The Book of Jerry Falwell: Fundamentalist Language and Politics. By Susan Friend Harding. Princeton University Press, 352 pp., $50.00; paperback, $18.95.

Many of us expect perfection from America's religious leaders and then quickly pounce on them when they are inevitably revealed as no better than human. The discovery of Jesse Jackson's adultery provided the most recent example. His perennial opponents gleefully exulted in having public proof of the preacher's imperfection, and even those who usually support Jackson's efforts wondered aloud at the speed with which his sins were acknowledged and pushed aside. Meanwhile, Jackson's flock rallied around him, eagerly providing a supportive backdrop for the televised melodrama of confession and forgiveness.

The cultural elite is often befuddled and outraged when followers continue to support those involved in scandal. What's wrong with these people? Don't they understand what this hypocrite has done?
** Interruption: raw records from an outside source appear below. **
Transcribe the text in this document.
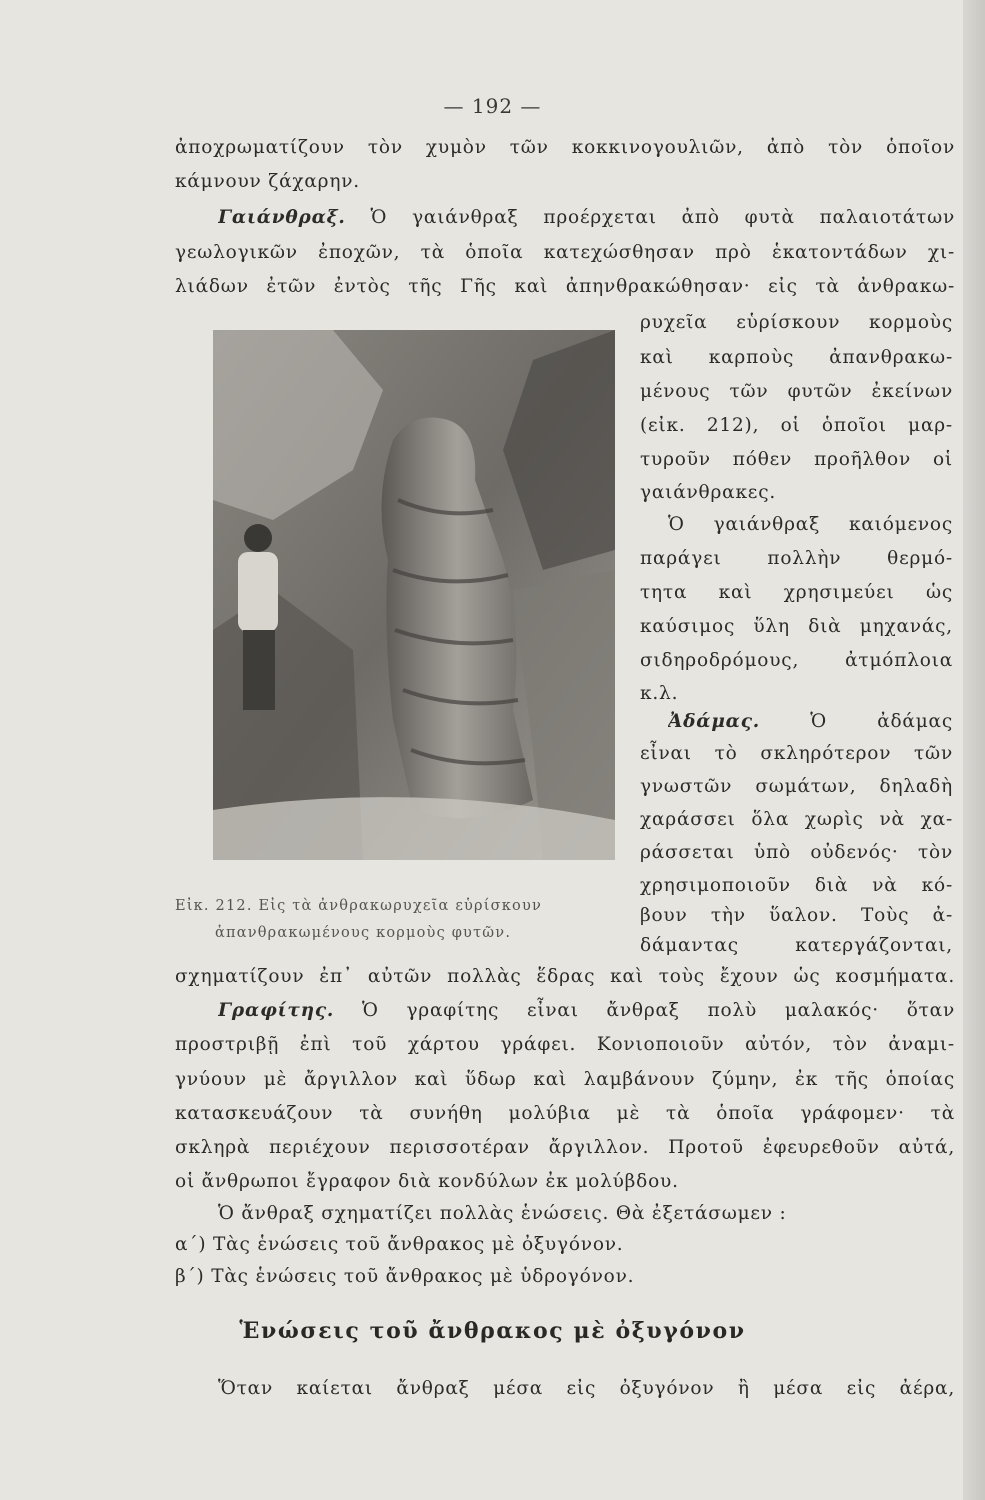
— 192 —
ἀποχρωματίζουν τὸν χυμὸν τῶν κοκκινογουλιῶν, ἀπὸ τὸν ὁποῖον
κάμνουν ζάχαρην.
Γαιάνθραξ. Ὁ γαιάνθραξ προέρχεται ἀπὸ φυτὰ παλαιοτάτων
γεωλογικῶν ἐποχῶν, τὰ ὁποῖα κατεχώσθησαν πρὸ ἑκατοντάδων χι-
λιάδων ἐτῶν ἐντὸς τῆς Γῆς καὶ ἀπηνθρακώθησαν· εἰς τὰ ἀνθρακω-
ρυχεῖα εὑρίσκουν κορμοὺς
καὶ καρποὺς ἀπανθρακω-
μένους τῶν φυτῶν ἐκείνων
(εἰκ. 212), οἱ ὁποῖοι μαρ-
τυροῦν πόθεν προῆλθον οἱ
γαιάνθρακες.
Ὁ γαιάνθραξ καιόμενος
παράγει πολλὴν θερμό-
τητα καὶ χρησιμεύει ὡς
καύσιμος ὕλη διὰ μηχανάς,
σιδηροδρόμους, ἀτμόπλοια
κ.λ.
Ἀδάμας.	Ὁ ἀδάμας
εἶναι τὸ σκληρότερον τῶν
γνωστῶν σωμάτων, δηλαδὴ
χαράσσει ὅλα χωρὶς νὰ χα-
ράσσεται ὑπὸ οὐδενός· τὸν
χρησιμοποιοῦν διὰ νὰ κό-
βουν τὴν ὕαλον. Τοὺς ἀ-
δάμαντας κατεργάζονται,
σχηματίζουν ἐπ᾽ αὐτῶν πολλὰς ἕδρας καὶ τοὺς ἔχουν ὡς κοσμήματα.
Εἰκ. 212. Εἰς τὰ ἀνθρακωρυχεῖα εὑρίσκουν
ἀπανθρακωμένους κορμοὺς φυτῶν.
Γραφίτης. Ὁ γραφίτης εἶναι ἄνθραξ πολὺ μαλακός· ὅταν
προστριβῇ ἐπὶ τοῦ χάρτου γράφει. Κονιοποιοῦν αὐτόν, τὸν ἀναμι-
γνύουν μὲ ἄργιλλον καὶ ὕδωρ καὶ λαμβάνουν ζύμην, ἐκ τῆς ὁποίας
κατασκευάζουν τὰ συνήθη μολύβια μὲ τὰ ὁποῖα γράφομεν· τὰ
σκληρὰ περιέχουν περισσοτέραν ἄργιλλον. Προτοῦ ἐφευρεθοῦν αὐτά,
οἱ ἄνθρωποι ἔγραφον διὰ κονδύλων ἐκ μολύβδου.
Ὁ ἄνθραξ σχηματίζει πολλὰς ἑνώσεις. Θὰ ἐξετάσωμεν :
α΄) Τὰς ἑνώσεις τοῦ ἄνθρακος μὲ ὀξυγόνον.
β΄) Τὰς ἑνώσεις τοῦ ἄνθρακος μὲ ὑδρογόνον.
Ἑνώσεις τοῦ ἄνθρακος μὲ ὀξυγόνον
Ὅταν καίεται ἄνθραξ μέσα εἰς ὀξυγόνον ἢ μέσα εἰς ἀέρα,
Only religiously deluded simpletons, some conclude, could be hoodwinked into forgiving and forgetting so quickly and completely. What such critics fail to understand is that the credibility of religious leaders like Jackson does not depend entirely, or even mostly, on their flawlessness. Focusing upon Jackson's missteps and contradictions leads cultural observers to read the story of Jackson's life much as literalists read biblical tales, as stories whose authority and credibility depend upon empirically verifiable moral purity and the absence of contradictions between messenger and message.